Publication Name: Eastern Australian Basins Symposium 2001
Authors: D. Palmowski, K.C. Hill, N. Hoffman and T. Bernecker
Date Published: November 2001
Number of Pages: 30
Reference Type: Magazine Article
Abstract:
The Otway Basin is part of the Southern Ocean Rift System between Australia and Antarctica. Balancing and restoring deep seismic profiles, this paper presents a new look at the tectonic development of the basin and its petroleum implications.The development of a Lower Cretaceous half graben under the modern shelf along the entire Otway coast ended with Aptian-Albian regional post-rift subsidence. The onset of a second rift-phase in the Late Cretaceous developed a hinge zone south of the first rift-system and involved widespread, pervasive extensional faulting and subsidence, allowing regional deposition of reservoir rocks in shallow marine or coastal facies. The widespread faulting and subsidence were probably due to development of a low-angle, north-dipping detachment zone
between Australian and Antarctic crust and the 'pulling out' of Antarctic crust from underneath. In the Campanian, associated with break-up in the Great Australian Bight, extension was restricted to a few very large growth faults allowing deposition of a 5 km thick Campanian-Santonian sequence above a 50 km wide northeast-dipping rollover anticline.

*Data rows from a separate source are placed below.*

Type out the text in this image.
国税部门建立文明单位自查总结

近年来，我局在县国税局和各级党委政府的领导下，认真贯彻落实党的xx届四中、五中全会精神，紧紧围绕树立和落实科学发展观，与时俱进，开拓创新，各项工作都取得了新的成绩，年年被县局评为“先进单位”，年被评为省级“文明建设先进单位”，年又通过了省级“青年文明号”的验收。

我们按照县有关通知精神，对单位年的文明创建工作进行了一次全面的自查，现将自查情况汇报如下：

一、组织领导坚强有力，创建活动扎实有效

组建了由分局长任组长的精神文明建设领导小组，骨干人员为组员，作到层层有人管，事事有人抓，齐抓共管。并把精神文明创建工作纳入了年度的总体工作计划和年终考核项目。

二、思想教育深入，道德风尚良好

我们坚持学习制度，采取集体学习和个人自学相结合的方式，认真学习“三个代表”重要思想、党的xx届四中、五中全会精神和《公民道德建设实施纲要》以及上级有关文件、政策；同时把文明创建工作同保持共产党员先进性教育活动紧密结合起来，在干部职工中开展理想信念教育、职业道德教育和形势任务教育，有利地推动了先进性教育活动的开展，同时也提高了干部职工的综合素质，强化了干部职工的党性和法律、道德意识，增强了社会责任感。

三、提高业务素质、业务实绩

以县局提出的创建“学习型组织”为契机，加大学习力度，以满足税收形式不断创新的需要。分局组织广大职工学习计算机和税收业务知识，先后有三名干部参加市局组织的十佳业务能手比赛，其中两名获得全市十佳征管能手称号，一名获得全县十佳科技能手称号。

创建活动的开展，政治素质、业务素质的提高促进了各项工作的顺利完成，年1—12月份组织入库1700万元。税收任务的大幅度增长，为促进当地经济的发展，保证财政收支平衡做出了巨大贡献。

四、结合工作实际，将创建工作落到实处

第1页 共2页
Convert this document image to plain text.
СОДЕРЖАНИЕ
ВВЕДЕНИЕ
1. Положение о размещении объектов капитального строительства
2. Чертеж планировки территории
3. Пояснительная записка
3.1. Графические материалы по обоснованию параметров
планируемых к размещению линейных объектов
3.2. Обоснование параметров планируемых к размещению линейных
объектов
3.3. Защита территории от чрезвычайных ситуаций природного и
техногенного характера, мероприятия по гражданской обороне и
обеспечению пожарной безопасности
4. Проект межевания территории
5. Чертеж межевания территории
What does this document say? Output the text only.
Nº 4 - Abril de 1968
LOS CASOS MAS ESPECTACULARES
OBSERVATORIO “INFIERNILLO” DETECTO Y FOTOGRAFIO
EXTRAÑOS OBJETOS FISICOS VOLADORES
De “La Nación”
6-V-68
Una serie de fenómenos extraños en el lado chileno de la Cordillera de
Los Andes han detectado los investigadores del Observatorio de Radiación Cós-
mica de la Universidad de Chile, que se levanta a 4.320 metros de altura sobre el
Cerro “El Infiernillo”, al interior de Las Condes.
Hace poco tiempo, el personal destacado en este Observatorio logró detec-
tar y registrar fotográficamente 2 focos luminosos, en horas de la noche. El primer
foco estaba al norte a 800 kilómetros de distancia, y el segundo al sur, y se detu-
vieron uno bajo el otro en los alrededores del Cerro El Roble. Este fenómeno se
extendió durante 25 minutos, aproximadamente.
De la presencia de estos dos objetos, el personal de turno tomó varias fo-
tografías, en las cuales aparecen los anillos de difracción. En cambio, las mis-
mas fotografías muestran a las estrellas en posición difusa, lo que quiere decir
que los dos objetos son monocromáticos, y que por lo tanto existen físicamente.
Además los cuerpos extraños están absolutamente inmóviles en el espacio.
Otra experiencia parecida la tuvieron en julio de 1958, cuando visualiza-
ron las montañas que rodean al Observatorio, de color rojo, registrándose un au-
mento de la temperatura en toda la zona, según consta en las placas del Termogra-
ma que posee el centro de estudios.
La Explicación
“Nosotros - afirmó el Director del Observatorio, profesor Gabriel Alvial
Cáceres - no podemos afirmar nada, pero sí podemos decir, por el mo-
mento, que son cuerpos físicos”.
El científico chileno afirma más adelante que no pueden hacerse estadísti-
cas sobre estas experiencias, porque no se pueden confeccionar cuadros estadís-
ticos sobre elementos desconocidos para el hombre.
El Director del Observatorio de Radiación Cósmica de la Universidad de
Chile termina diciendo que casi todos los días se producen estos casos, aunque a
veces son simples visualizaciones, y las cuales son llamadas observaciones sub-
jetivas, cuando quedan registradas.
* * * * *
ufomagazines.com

The hydrocarbons generated at this time would all have migrated southwest and now reside in traps that are currently in deep water more than 100 km from shore. With continental break-up during the Mid-Eocene, the entire margin of the basin foundered and deepwater conditions dominated, until the modern shelf built out over the hinge zone.
Restricted marine source rocks in Late Cretaceous Sherbrook Group equivalents south of the hinge zone probably entered the hydrocarbon generation window in the Paleogene, and may have charged reservoirs in late Sherbrook Group equivalents onlapping onto the hinge zone and also overlying Paleocene to Late Eocene shelf progrades. Deepwater conditions after break-up allowed the deposition of Eocene Narrawaturk Marl equivalents, acting as a regional seal.